Une histoire de vélo ou une vengeance entre bandes rivales ? 

Dans son audition, la victime aurait expliqué qu’elle aurait simplement voulu rencontrer un des frères jumeaux pour se dédouaner de sa responsabilité au sujet d’un vélo volé. Au sujet de ce vélo, plusieurs thèses entremêlées seront avancées, au point d’égarer la cour et le public. À la cour, la victime déclara qu’un cousin des jumeaux détenait un vélo, dont les pièces auraient été changées, provoquant leur colère. Les deux frères auraient alors suspecté la victime et son cousin de détenir un autre vélo avec les pièces volées. « Le vélo il était rouge et noir quand je l’ai vu il était à mon cousin K*, qui m’avait dit que les pièces étaient d’un autre vélo », a déclaré la victime.  

Le coup de hache aurait été porté en raison d’une altercation au sujet d’un vélo volé (image d’illustration)

Me. Soumetui Andjilani, avocat de l’un des accusés, a précisé qu’à Mayotte, les vélos étaient constitutifs d’une « richesse« , en rappelant qu’en janvier 2022, un vol de vélo avait été à l’origine de la mort d’un jeune homme, tué à l’arme blanche au stade de Kawéni. Mais pour l’un des magistrats assesseurs, le mobile du crime serait dérisoire au regard de la gravité des faits : « Tout ça pour un vol de vélo ? Vous avez reçu un coup de hache pour un vélo ? », a-t-il demandé à la victime, qui acquiescera sans conviction.

Face au juge d’instruction, la victime aurait semé le doute sur des conflits entre deux bandes rivales, dont elle ferait partie. À la question « À quel groupe appartenez-vous? », la victime aurait répondu : « Je fais partie de La Vigie et eux (ndlr : les frères jumeaux) sont de C’Tam, allié de Gotham. »

Deux frères, à l’amour comme à la guerre 

Sur le banc des accusés, S*, suspecté d’avoir porté le coup de hache, s’agite, en déclarant à plusieurs reprises que les dires de la victime sont faux. Son frère, D*, déjà incarcéré, suite à une récidive pour un délit alors qu’il portait un bracelet électrique, restera silencieux.

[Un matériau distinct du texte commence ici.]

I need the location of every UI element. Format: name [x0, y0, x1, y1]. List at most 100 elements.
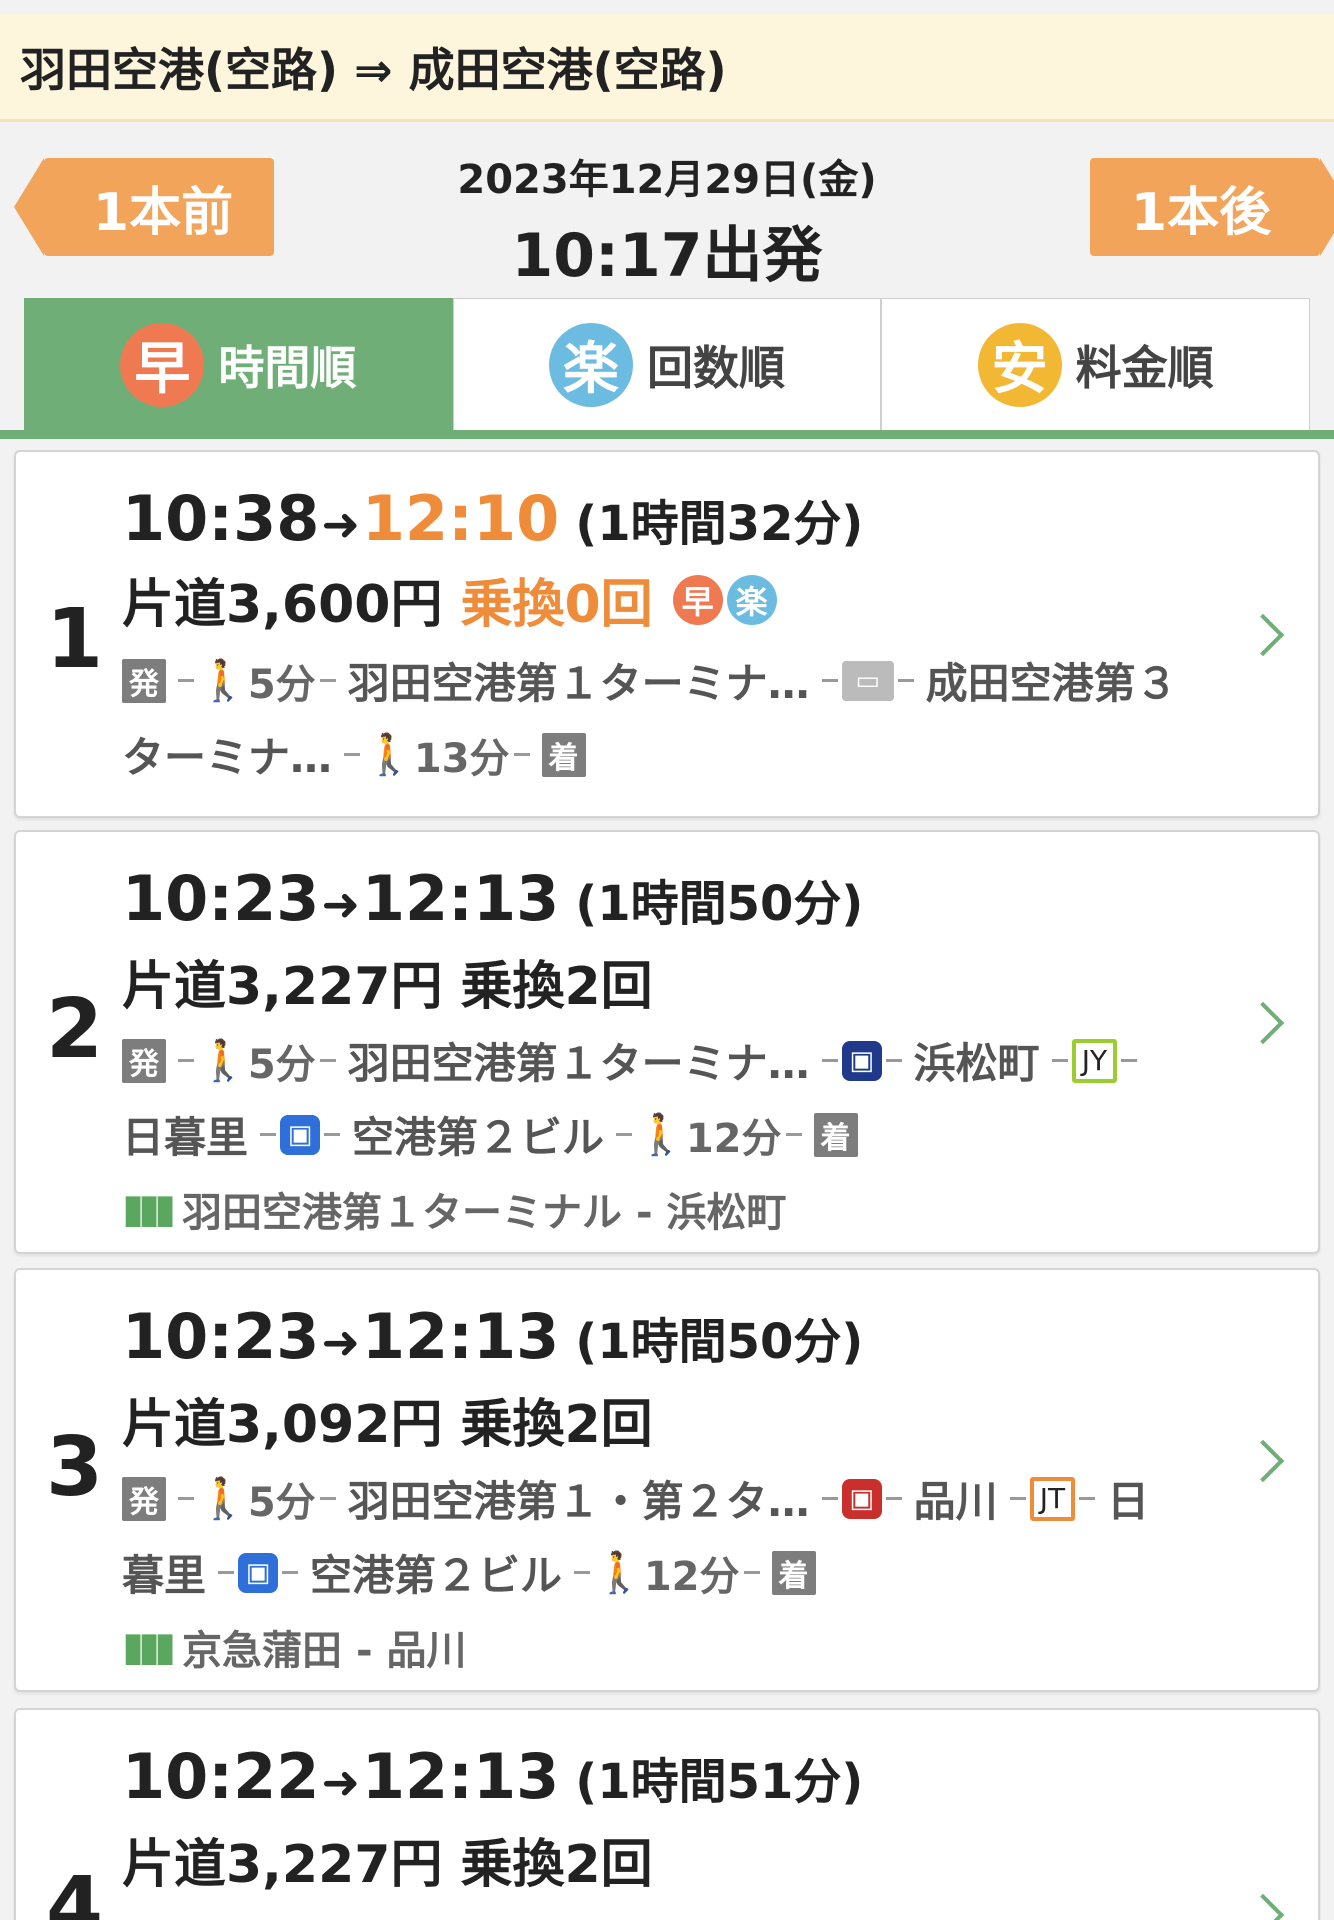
walk-icon: 🚶	[636, 1112, 686, 1158]
tab-sort-by-transfers[interactable]: 楽 回数順	[452, 298, 882, 430]
route-segments-cont: ターミナ… 🚶 13分 着	[122, 724, 586, 785]
depart-tag: 発	[122, 1038, 166, 1083]
train-connector: ▣	[818, 1040, 906, 1081]
route-card-1[interactable]: 1 10:38 ➜ 12:10 (1時間32分) 片道3,600円 乗換0回 早…	[14, 450, 1320, 818]
route-card-4[interactable]: 4 10:22 ➜ 12:13 (1時間51分) 片道3,227円 乗換2回	[14, 1708, 1320, 1920]
train-connector: ▣	[214, 1552, 302, 1593]
time-navigation: 1本前 2023年12月29日(金) 10:17出発 1本後	[0, 125, 1334, 295]
arrive-tag: 着	[771, 1550, 816, 1595]
walk-icon: 🚶	[364, 732, 414, 778]
fare: 片道3,227円	[122, 1835, 443, 1895]
route-times: 10:23 ➜ 12:13 (1時間50分)	[122, 1300, 863, 1373]
walk-icon: 🚶	[198, 658, 248, 704]
station: 暮里	[122, 1551, 207, 1600]
walk-icon: 🚶	[594, 1550, 644, 1596]
arrival-time: 12:10	[361, 482, 560, 555]
tab-label: 回数順	[647, 340, 785, 395]
tab-label: 料金順	[1075, 340, 1214, 395]
next-train-button[interactable]: 1本後	[1090, 158, 1334, 256]
transfer-count: 乗換2回	[460, 1395, 653, 1455]
arrow-right-icon: ➜	[321, 877, 360, 931]
fast-badge-icon: 早	[672, 574, 723, 625]
route-card-3[interactable]: 3 10:23 ➜ 12:13 (1時間50分) 片道3,092円 乗換2回 発…	[14, 1268, 1320, 1692]
arrow-right-icon: ➜	[321, 1755, 360, 1809]
route-number: 2	[46, 982, 104, 1077]
route-number: 1	[46, 592, 104, 687]
cheap-badge-icon: 安	[977, 322, 1062, 407]
walk-icon: 🚶	[198, 1038, 248, 1084]
transfer-count: 乗換2回	[460, 957, 653, 1017]
seat-info: ▮▮▮ 京急蒲田 - 品川	[122, 1618, 467, 1676]
seat-section: 京急蒲田 - 品川	[182, 1628, 467, 1674]
arrow-right-icon: ➜	[321, 497, 360, 551]
train-icon: ▣	[280, 1114, 321, 1155]
train-icon: ▣	[238, 1552, 279, 1593]
route-segments-cont: 日暮里 ▣ 空港第２ビル 🚶 12分 着	[122, 1104, 858, 1165]
walk-connector: 🚶 5分	[174, 652, 340, 710]
next-train-label: 1本後	[1130, 182, 1272, 243]
walk-connector: 🚶 12分	[570, 1544, 763, 1602]
departure-time: 10:23	[122, 1300, 320, 1373]
chevron-right-icon	[1241, 1893, 1285, 1920]
seat-icon: ▮▮▮	[122, 1186, 176, 1232]
departure-time: 10:22	[122, 1740, 320, 1813]
route-segments-cont: 暮里 ▣ 空港第２ビル 🚶 12分 着	[122, 1542, 816, 1603]
station: 日暮里	[122, 1113, 249, 1162]
walk-connector: 🚶 13分	[340, 726, 533, 784]
chevron-right-icon	[1241, 1439, 1285, 1483]
route-fare: 片道3,227円 乗換2回	[122, 1822, 653, 1897]
station: ターミナ…	[122, 733, 333, 782]
route-number: 4	[46, 1860, 104, 1920]
duration: (1時間32分)	[575, 496, 864, 552]
route-title: 羽田空港(空路) ⇒ 成田空港(空路)	[20, 42, 727, 97]
transfer-count: 乗換2回	[460, 1835, 653, 1895]
easy-badge-icon: 楽	[726, 574, 777, 625]
route-segments: 発 🚶 5分 羽田空港第１ターミナ… ▭ 成田空港第３	[122, 650, 1178, 711]
easy-badge-icon: 楽	[549, 322, 633, 407]
station: 羽田空港第１ターミナ…	[347, 1039, 810, 1088]
station: 空港第２ビル	[352, 1113, 605, 1162]
chevron-right-icon	[1241, 1001, 1285, 1045]
tab-label: 時間順	[218, 340, 357, 395]
walk-icon: 🚶	[198, 1476, 248, 1522]
route-times: 10:23 ➜ 12:13 (1時間50分)	[122, 862, 863, 935]
departure-time: 10:23	[122, 862, 320, 935]
tab-sort-by-fare[interactable]: 安 料金順	[881, 298, 1311, 430]
arrow-right-icon: ➜	[321, 1315, 360, 1369]
departure-time: 10:38	[122, 482, 320, 555]
route-segments: 発 🚶 5分 羽田空港第１ターミナ… ▣ 浜松町 JY	[122, 1030, 1149, 1091]
station: 日	[1107, 1477, 1150, 1526]
route-fare: 片道3,092円 乗換2回	[122, 1382, 653, 1457]
chevron-right-icon	[1241, 613, 1285, 657]
sort-tabs: 早 時間順 楽 回数順 安 料金順	[24, 298, 1311, 430]
walk-connector: 🚶 5分	[174, 1032, 340, 1090]
tab-underline	[0, 430, 1334, 439]
route-card-2[interactable]: 2 10:23 ➜ 12:13 (1時間50分) 片道3,227円 乗換2回 発…	[14, 830, 1320, 1254]
route-times: 10:22 ➜ 12:13 (1時間51分)	[122, 1740, 863, 1813]
line-connector: JT	[1006, 1476, 1099, 1521]
arrival-time: 12:13	[361, 1740, 560, 1813]
train-icon: ▣	[841, 1478, 882, 1519]
arrive-tag: 着	[541, 732, 586, 777]
station: 品川	[913, 1477, 998, 1526]
route-fare: 片道3,227円 乗換2回	[122, 944, 653, 1019]
duration: (1時間51分)	[575, 1754, 864, 1810]
walk-connector: 🚶 5分	[174, 1470, 340, 1528]
fare: 片道3,227円	[122, 957, 443, 1017]
line-connector: JY	[1048, 1038, 1141, 1083]
station: 空港第２ビル	[310, 1551, 563, 1600]
route-segments: 発 🚶 5分 羽田空港第１・第２タ… ▣ 品川 JT 日	[122, 1468, 1149, 1529]
duration: (1時間50分)	[575, 1314, 864, 1370]
tab-sort-by-time[interactable]: 早 時間順	[24, 298, 453, 430]
bus-icon: ▭	[841, 660, 894, 701]
station: 成田空港第３	[925, 659, 1178, 708]
arrive-tag: 着	[813, 1112, 858, 1157]
route-title-bar: 羽田空港(空路) ⇒ 成田空港(空路)	[0, 14, 1334, 122]
station: 羽田空港第１ターミナ…	[347, 659, 810, 708]
transfer-count: 乗換0回	[460, 575, 653, 635]
station: 浜松町	[913, 1039, 1040, 1088]
duration: (1時間50分)	[575, 876, 864, 932]
line-code-badge: JY	[1071, 1038, 1118, 1083]
train-connector: ▣	[818, 1478, 906, 1519]
seat-info: ▮▮▮ 羽田空港第１ターミナル - 浜松町	[122, 1180, 787, 1238]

Pour Me. Soumetui Andjilani, « la seule bande d’appartenance des deux frères » aurait été « celle constituée dans le ventre de leur mère quelques années auparavant »

À la lecture des rapports des experts, on apprendra que malgré la séparation de leurs parents, les deux frères ont vécu sans carence matérielle, dans une maison, à Labattoir. S*, qui avait déjà commis plusieurs délits, avait été libéré sous contrôle judiciaire. Décrit comme immature, le prévenu aurait entamé une formation à l’école maritime de Dzaoudzi pour devenir matelot, qu’il n’aurait jamais terminé puis abandonné son projet de devenir cuisiner pour l’armée. L’expertise psychiatrique évaluera que la dangerosité criminologique de S* est à un niveau intermédiaire. Son frère jumeau, D*, également peiné de l’absence du père, aurait essuyé plusieurs échecs scolaires à Mayotte, en métropole et à La Réunion et serait en dépression. L’intéressé aurait revendiqué les faits et agi sous l’effet d’une intense « pulsion » en raison d’une accoutumance à la violence pour « protéger son frère. »

« J’attends que justice soit faite » 

Alors qu’il est actuellement incarcéré pour avoir commis une autre infraction, R* affirme à la cour ne pas savoir, même trois ans plus tard, pour quelles raisons, les deux frères l’ont agressé. Par simple ignorance ou par peur d’en donner les motifs, les confidences de la victime resteront vagues : « Je ne sais pas pourquoi ils m’ont fait ça », confiera-t-il.

Sur sa détention, R* avouera cependant que « la prison c’est galère on est quatre dans une petite cellule (…) je dors par terre (…) ». Grièvement blessé au coup lors des faits, R* déclarera souffrir encore aujourd’hui de douleurs : « Quand je me réveille, j’ai mal au cou. » La victime finira par admettre que le simple fait de croiser en détention le regard d’un des jumeaux détenus lui est difficile : « Je ne veux pas les revoir ça me fait mal de revoir D* en prison », avant d’ajouter : « J’attends que justice soit faite. »

Les deux frères risquent quinze ans de réclusion criminelle.

Mathilde Hangard

* Pour préserver l’anonymat des personnes, leurs noms n’ont pas été dévoilés.